Last Friday President Trump did not impose addition tariffs or trade sanctions against China during his press conference and that has investors breathing a little easier. Without question, tensions between the two countries are on the rise.
After the open, ISM manufacturing will be released. ADP and ISM services will be posted Wednesday. On Friday we will get the Unemployment Report. This is a fairly heavy week of economic releases, but most of them are backwards looking. Horrific numbers will not spark selling as long as the recovery is showing signs of progress.
Fiscal and monetary stimulus is planned across the globe and this safety net is boosting investor confidence. The market bid is strong and Asset Managers are erroring on the side of being long. Good news is price then and in my opinion the market will do well just to tread water this summer.

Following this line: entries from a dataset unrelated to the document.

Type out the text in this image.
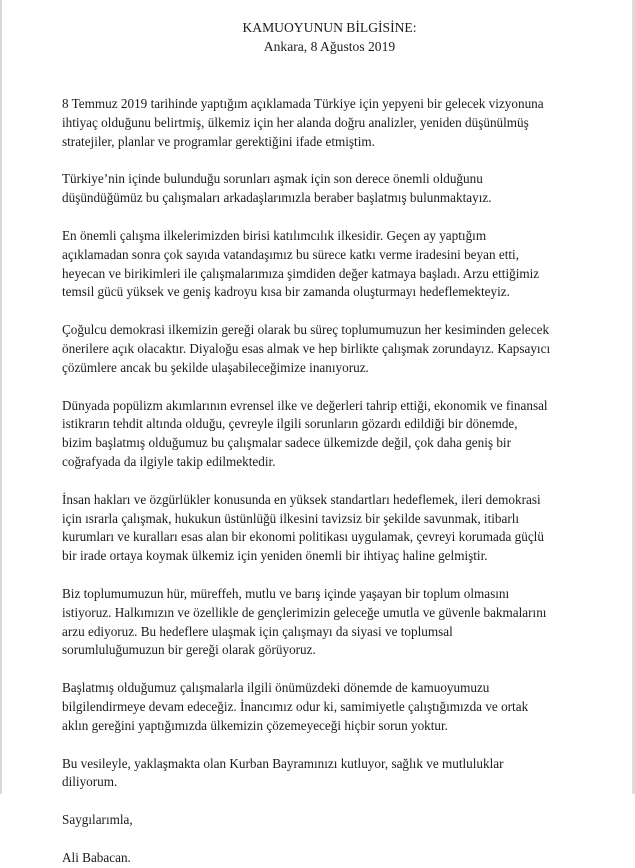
KAMUOYUNUN BİLGİSİNE:
Ankara, 8 Ağustos 2019
8 Temmuz 2019 tarihinde yaptığım açıklamada Türkiye için yepyeni bir gelecek vizyonuna
ihtiyaç olduğunu belirtmiş, ülkemiz için her alanda doğru analizler, yeniden düşünülmüş
stratejiler, planlar ve programlar gerektiğini ifade etmiştim.
Türkiye’nin içinde bulunduğu sorunları aşmak için son derece önemli olduğunu
düşündüğümüz bu çalışmaları arkadaşlarımızla beraber başlatmış bulunmaktayız.
En önemli çalışma ilkelerimizden birisi katılımcılık ilkesidir. Geçen ay yaptığım
açıklamadan sonra çok sayıda vatandaşımız bu sürece katkı verme iradesini beyan etti,
heyecan ve birikimleri ile çalışmalarımıza şimdiden değer katmaya başladı. Arzu ettiğimiz
temsil gücü yüksek ve geniş kadroyu kısa bir zamanda oluşturmayı hedeflemekteyiz.
Çoğulcu demokrasi ilkemizin gereği olarak bu süreç toplumumuzun her kesiminden gelecek
önerilere açık olacaktır. Diyaloğu esas almak ve hep birlikte çalışmak zorundayız. Kapsayıcı
çözümlere ancak bu şekilde ulaşabileceğimize inanıyoruz.
Dünyada popülizm akımlarının evrensel ilke ve değerleri tahrip ettiği, ekonomik ve finansal
istikrarın tehdit altında olduğu, çevreyle ilgili sorunların gözardı edildiği bir dönemde,
bizim başlatmış olduğumuz bu çalışmalar sadece ülkemizde değil, çok daha geniş bir
coğrafyada da ilgiyle takip edilmektedir.
İnsan hakları ve özgürlükler konusunda en yüksek standartları hedeflemek, ileri demokrasi
için ısrarla çalışmak, hukukun üstünlüğü ilkesini tavizsiz bir şekilde savunmak, itibarlı
kurumları ve kuralları esas alan bir ekonomi politikası uygulamak, çevreyi korumada güçlü
bir irade ortaya koymak ülkemiz için yeniden önemli bir ihtiyaç haline gelmiştir.
Biz toplumumuzun hür, müreffeh, mutlu ve barış içinde yaşayan bir toplum olmasını
istiyoruz. Halkımızın ve özellikle de gençlerimizin geleceğe umutla ve güvenle bakmalarını
arzu ediyoruz. Bu hedeflere ulaşmak için çalışmayı da siyasi ve toplumsal
sorumluluğumuzun bir gereği olarak görüyoruz.
Başlatmış olduğumuz çalışmalarla ilgili önümüzdeki dönemde de kamuoyumuzu
bilgilendirmeye devam edeceğiz. İnancımız odur ki, samimiyetle çalıştığımızda ve ortak
aklın gereğini yaptığımızda ülkemizin çözemeyeceği hiçbir sorun yoktur.
Bu vesileyle, yaklaşmakta olan Kurban Bayramınızı kutluyor, sağlık ve mutluluklar
diliyorum.
Saygılarımla,
Ali Babacan.
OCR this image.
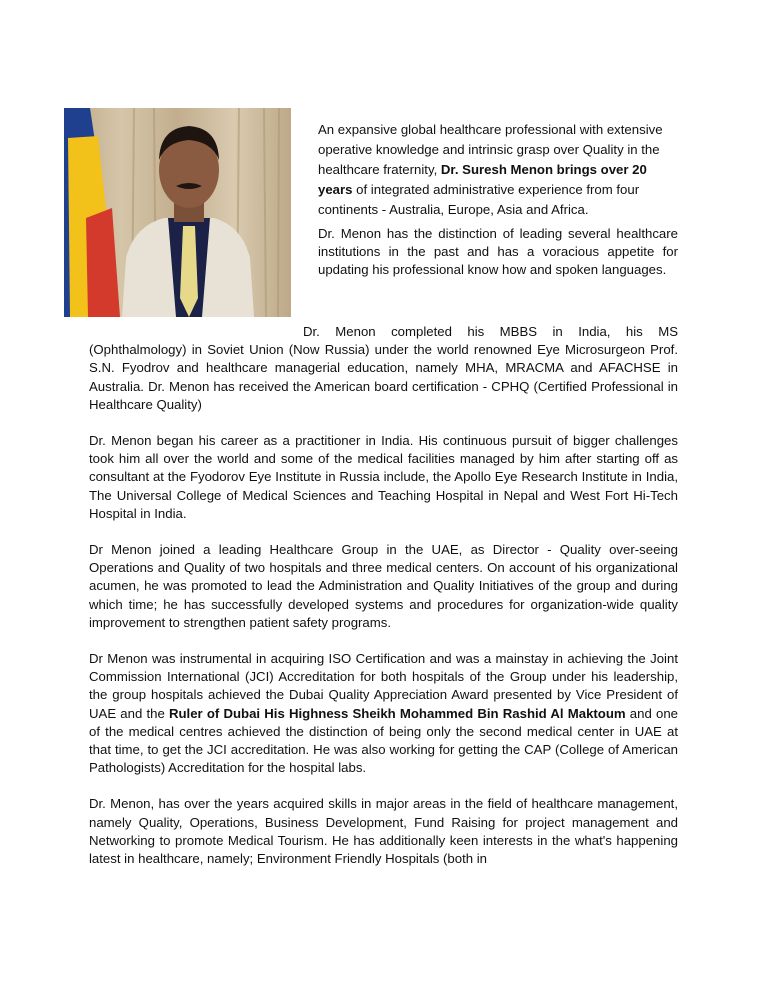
An expansive global healthcare professional with extensive operative knowledge and intrinsic grasp over Quality in the healthcare fraternity, Dr. Suresh Menon brings over 20 years of integrated administrative experience from four continents - Australia, Europe, Asia and Africa.

Dr. Menon has the distinction of leading several healthcare institutions in the past and has a voracious appetite for updating his professional know how and spoken languages.

Dr. Menon completed his MBBS in India, his MS (Ophthalmology) in Soviet Union (Now Russia) under the world renowned Eye Microsurgeon Prof. S.N. Fyodrov and healthcare managerial education, namely MHA, MRACMA and AFACHSE in Australia. Dr. Menon has received the American board certification - CPHQ (Certified Professional in Healthcare Quality)

Dr. Menon began his career as a practitioner in India. His continuous pursuit of bigger challenges took him all over the world and some of the medical facilities managed by him after starting off as consultant at the Fyodorov Eye Institute in Russia include, the Apollo Eye Research Institute in India, The Universal College of Medical Sciences and Teaching Hospital in Nepal and West Fort Hi-Tech Hospital in India.

Dr Menon joined a leading Healthcare Group in the UAE, as Director - Quality over-seeing Operations and Quality of two hospitals and three medical centers. On account of his organizational acumen, he was promoted to lead the Administration and Quality Initiatives of the group and during which time; he has successfully developed systems and procedures for organization-wide quality improvement to strengthen patient safety programs.

Dr Menon was instrumental in acquiring ISO Certification and was a mainstay in achieving the Joint Commission International (JCI) Accreditation for both hospitals of the Group under his leadership, the group hospitals achieved the Dubai Quality Appreciation Award presented by Vice President of UAE and the Ruler of Dubai His Highness Sheikh Mohammed Bin Rashid Al Maktoum and one of the medical centres achieved the distinction of being only the second medical center in UAE at that time, to get the JCI accreditation. He was also working for getting the CAP (College of American Pathologists) Accreditation for the hospital labs.

Dr. Menon, has over the years acquired skills in major areas in the field of healthcare management, namely Quality, Operations, Business Development, Fund Raising for project management and Networking to promote Medical Tourism. He has additionally keen interests in the what's happening latest in healthcare, namely; Environment Friendly Hospitals (both in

Swing traders are long the SPY at $300. Place an intraday stop at $301 and set a target of $305. One way or the other, we will take profits. I was hoping for a little better follow through to this breakout and since we didn’t get it, we will exit our position. Swing traders should continue to sell out of the money bullish put spreads on strong stocks. Distance yourself from the action and sell these put spreads below major technical support. Take advantage of time decay and generate income while we wait for clarity. If support at SPY $295 is breached, buy back your put spreads. I am not worried that we are going to miss the next leg of a big market rally.
Day traders will be able to find opportunities on both sides of the market intraday. Many stocks have rallied to resistance and prices are fairly frothy. Weak stocks have had decent follow-through intraday and you can make money on the short side if you have a little help from the market. I still prefer to trade from the long side because the S&P 500 is above major resistance. However, it is harder to find stocks with strong upward directional movement. This tells me that the market is getting tired and that buyers and sellers are paired off. Trim your size and reduce your trade count in this low probability trading environment.
Expect choppy price movement while we wait for clarity the next couple of months. Support is at $300 and $295 and resistance is at $307.